A cidade de Poxoréu, a 254 quilômetros de Cuiabá, se tornou palco de uma investigação de crime brutal após o corpo de uma mulher de 26 anos ser encontrado na tarde da última sexta-feira (5). A vítima, identificada como Suely Freitas dos Reis, apresentava diversas lesões, indícios de enforcamento por arame farpado e sinais de possível tentativa de estupro, chocando a comunidade local e mobilizando as forças de segurança.
poxoréu: cenário e impactos
A descoberta macabra desencadeou uma série de procedimentos investigativos que buscam esclarecer as circunstâncias do assassinato e identificar o responsável. A Polícia Militar foi a primeira a chegar ao local, após ser acionada por volta das 17h28, e se deparou com a cena de violência que agora é o foco da Polícia Civil e da Perícia Oficial e Identificação Técnica (Politec).
Detalhes da descoberta e os indícios de brutalidade
Ao chegarem no local indicado, os policiais militares encontraram o corpo de Suely Freitas dos Reis com claros sinais de violência. Próximo à vítima, foi localizado um pedaço de arame farpado, e uma lesão no pescoço de Suely sugeria que o objeto pode ter sido utilizado no crime. Além disso, a cena apresentava indícios de luta corporal, com objetos e vestígios que indicam que a mulher tentou se defender do agressor.
A área foi imediatamente isolada para que os peritos da Politec pudessem realizar os trabalhos de coleta de evidências. As informações preliminares levantadas pela perícia reforçam a hipótese de que a morte ocorreu por enforcamento com o arame encontrado. Os peritos também identificaram indícios de violência sexual, e a polícia agora investiga se houve tentativa ou consumação do crime.

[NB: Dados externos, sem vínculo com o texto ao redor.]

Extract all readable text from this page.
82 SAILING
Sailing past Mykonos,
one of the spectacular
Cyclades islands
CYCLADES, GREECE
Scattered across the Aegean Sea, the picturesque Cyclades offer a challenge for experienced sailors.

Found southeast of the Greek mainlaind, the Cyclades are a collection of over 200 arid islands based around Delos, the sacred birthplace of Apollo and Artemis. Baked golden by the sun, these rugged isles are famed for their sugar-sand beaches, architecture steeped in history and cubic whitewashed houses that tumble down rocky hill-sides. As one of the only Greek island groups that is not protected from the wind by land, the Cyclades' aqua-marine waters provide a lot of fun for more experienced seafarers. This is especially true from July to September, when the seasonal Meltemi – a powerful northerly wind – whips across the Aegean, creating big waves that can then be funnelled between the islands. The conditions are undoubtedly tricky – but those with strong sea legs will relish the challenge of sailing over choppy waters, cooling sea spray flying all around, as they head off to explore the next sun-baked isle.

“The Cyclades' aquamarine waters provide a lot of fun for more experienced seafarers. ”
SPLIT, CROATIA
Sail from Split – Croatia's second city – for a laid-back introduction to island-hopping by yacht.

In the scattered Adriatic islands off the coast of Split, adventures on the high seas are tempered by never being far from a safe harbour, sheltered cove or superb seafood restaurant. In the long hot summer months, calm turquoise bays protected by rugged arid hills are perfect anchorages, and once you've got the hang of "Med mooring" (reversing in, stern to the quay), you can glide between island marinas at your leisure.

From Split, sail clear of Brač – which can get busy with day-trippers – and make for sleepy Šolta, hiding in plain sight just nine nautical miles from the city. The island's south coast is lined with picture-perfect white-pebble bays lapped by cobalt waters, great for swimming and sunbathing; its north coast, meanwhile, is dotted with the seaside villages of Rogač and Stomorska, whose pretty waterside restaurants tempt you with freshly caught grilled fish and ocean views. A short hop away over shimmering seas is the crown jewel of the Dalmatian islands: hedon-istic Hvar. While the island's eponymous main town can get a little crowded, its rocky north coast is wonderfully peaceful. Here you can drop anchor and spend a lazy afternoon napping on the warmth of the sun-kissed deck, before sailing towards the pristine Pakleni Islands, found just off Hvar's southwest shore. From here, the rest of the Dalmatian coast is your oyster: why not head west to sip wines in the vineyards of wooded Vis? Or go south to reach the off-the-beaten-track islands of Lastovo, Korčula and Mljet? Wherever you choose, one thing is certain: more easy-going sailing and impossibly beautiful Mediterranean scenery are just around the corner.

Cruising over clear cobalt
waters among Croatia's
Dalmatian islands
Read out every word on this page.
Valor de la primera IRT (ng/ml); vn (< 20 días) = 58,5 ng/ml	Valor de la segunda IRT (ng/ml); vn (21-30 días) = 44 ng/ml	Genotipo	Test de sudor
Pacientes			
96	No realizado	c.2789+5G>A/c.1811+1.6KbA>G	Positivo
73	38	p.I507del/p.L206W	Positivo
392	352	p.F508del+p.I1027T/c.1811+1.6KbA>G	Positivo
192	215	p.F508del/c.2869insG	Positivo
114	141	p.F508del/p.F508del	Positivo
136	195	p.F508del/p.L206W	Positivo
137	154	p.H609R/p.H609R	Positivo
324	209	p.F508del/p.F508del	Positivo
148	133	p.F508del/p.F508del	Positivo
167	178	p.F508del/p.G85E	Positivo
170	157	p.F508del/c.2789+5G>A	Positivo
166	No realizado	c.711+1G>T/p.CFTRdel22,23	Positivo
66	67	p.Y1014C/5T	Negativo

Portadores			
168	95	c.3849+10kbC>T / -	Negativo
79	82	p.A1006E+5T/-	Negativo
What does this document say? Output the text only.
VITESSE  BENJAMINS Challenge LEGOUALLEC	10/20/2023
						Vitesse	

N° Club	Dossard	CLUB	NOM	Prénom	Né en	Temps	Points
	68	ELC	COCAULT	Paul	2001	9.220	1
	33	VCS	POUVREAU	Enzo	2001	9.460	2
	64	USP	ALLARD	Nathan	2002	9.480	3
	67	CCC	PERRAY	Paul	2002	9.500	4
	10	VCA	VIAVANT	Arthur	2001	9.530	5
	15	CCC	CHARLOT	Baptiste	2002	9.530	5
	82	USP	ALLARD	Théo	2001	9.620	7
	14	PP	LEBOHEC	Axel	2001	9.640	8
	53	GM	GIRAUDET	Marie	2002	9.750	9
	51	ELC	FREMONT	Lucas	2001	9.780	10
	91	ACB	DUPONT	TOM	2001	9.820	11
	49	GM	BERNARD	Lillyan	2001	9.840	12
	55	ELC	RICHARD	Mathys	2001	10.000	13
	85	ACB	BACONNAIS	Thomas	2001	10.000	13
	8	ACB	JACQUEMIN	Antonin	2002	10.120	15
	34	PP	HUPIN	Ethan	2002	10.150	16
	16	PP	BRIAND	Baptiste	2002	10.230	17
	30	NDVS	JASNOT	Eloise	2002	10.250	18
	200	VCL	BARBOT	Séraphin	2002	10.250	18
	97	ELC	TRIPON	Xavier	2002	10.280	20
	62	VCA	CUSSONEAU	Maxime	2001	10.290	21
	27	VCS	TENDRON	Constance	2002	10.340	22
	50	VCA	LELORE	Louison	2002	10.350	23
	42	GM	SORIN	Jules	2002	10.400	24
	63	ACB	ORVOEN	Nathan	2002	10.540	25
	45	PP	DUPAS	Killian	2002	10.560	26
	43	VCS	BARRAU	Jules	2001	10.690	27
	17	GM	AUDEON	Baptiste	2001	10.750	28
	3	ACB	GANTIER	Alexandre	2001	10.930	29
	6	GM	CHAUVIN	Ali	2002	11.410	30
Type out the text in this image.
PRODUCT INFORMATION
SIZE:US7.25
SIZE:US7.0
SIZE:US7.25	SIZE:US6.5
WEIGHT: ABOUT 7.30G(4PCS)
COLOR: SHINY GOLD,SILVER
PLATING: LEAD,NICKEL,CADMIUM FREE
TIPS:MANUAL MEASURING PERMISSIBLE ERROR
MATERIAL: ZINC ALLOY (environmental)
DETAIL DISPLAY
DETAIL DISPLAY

Linha de investigação e a busca pelo principal suspeito
Durante os trabalhos periciais no local do crime, vestígios de sangue foram encontrados em uma residência próxima de onde o corpo de Suely estava. A moradora do imóvel informou às autoridades que reside no local com seu filho, um homem de 44 anos, que rapidamente se tornou o principal suspeito do assassinato.
A mulher relatou aos policiais que seu filho havia saído de casa pela manhã, afirmando que iria trabalhar em uma fazenda. Questionada sobre as manchas de sangue na residência, ela disse não ter conhecimento do que poderia ter ocorrido. A Politec recolheu amostras do material genético para análise, enquanto equipes policiais iniciaram buscas intensas na tentativa de localizar o suspeito, que não havia sido encontrado até o encerramento da ocorrência. Após a perícia inicial, o corpo de Suely foi encaminhado ao Instituto Médico Legal (IML) de Primavera do Leste para exames mais aprofundados.
O combate à violência de gênero e os canais de denúncia
Este trágico episódio em Poxoréu ressalta a urgência e a gravidade da violência contra a mulher, um problema que não pode ser ignorado ou ficar impune. Em Mato Grosso, assim como em todo o Brasil, existem canais gratuitos e seguros para que vítimas ou testemunhas possam denunciar agressões, ameaças ou situações de risco de feminicídio.
As denúncias podem ser feitas de forma anônima, garantindo a segurança de quem procura ajuda. É possível registrar um boletim de ocorrência online, por meio da Delegacia Digital. Em casos de emergência ou flagrante, a ajuda imediata pode ser solicitada pelos telefones 190 (Polícia Militar), 197 (Polícia Civil), 181 (Disque Denúncia) ou 180 (Central de Atendimento à Mulher). Em Cuiabá, a Patrulha Maria da Penha também pode ser acionada pelo número (65) 98170-0199, oferecendo suporte especializado.
O atendimento presencial está disponível em Delegacias Especializadas de Defesa da Mulher, como as de Cuiabá e Várzea Grande. A legislação brasileira tem se fortalecido no combate a esses crimes, e a pena para crimes contra a mulher pode chegar a 40 anos de prisão, conforme estabelecido pela Lei Federal nº 14.994/2024, conhecida como Pacote Antifeminicídio, que visa endurecer as punições e proteger as vítimas.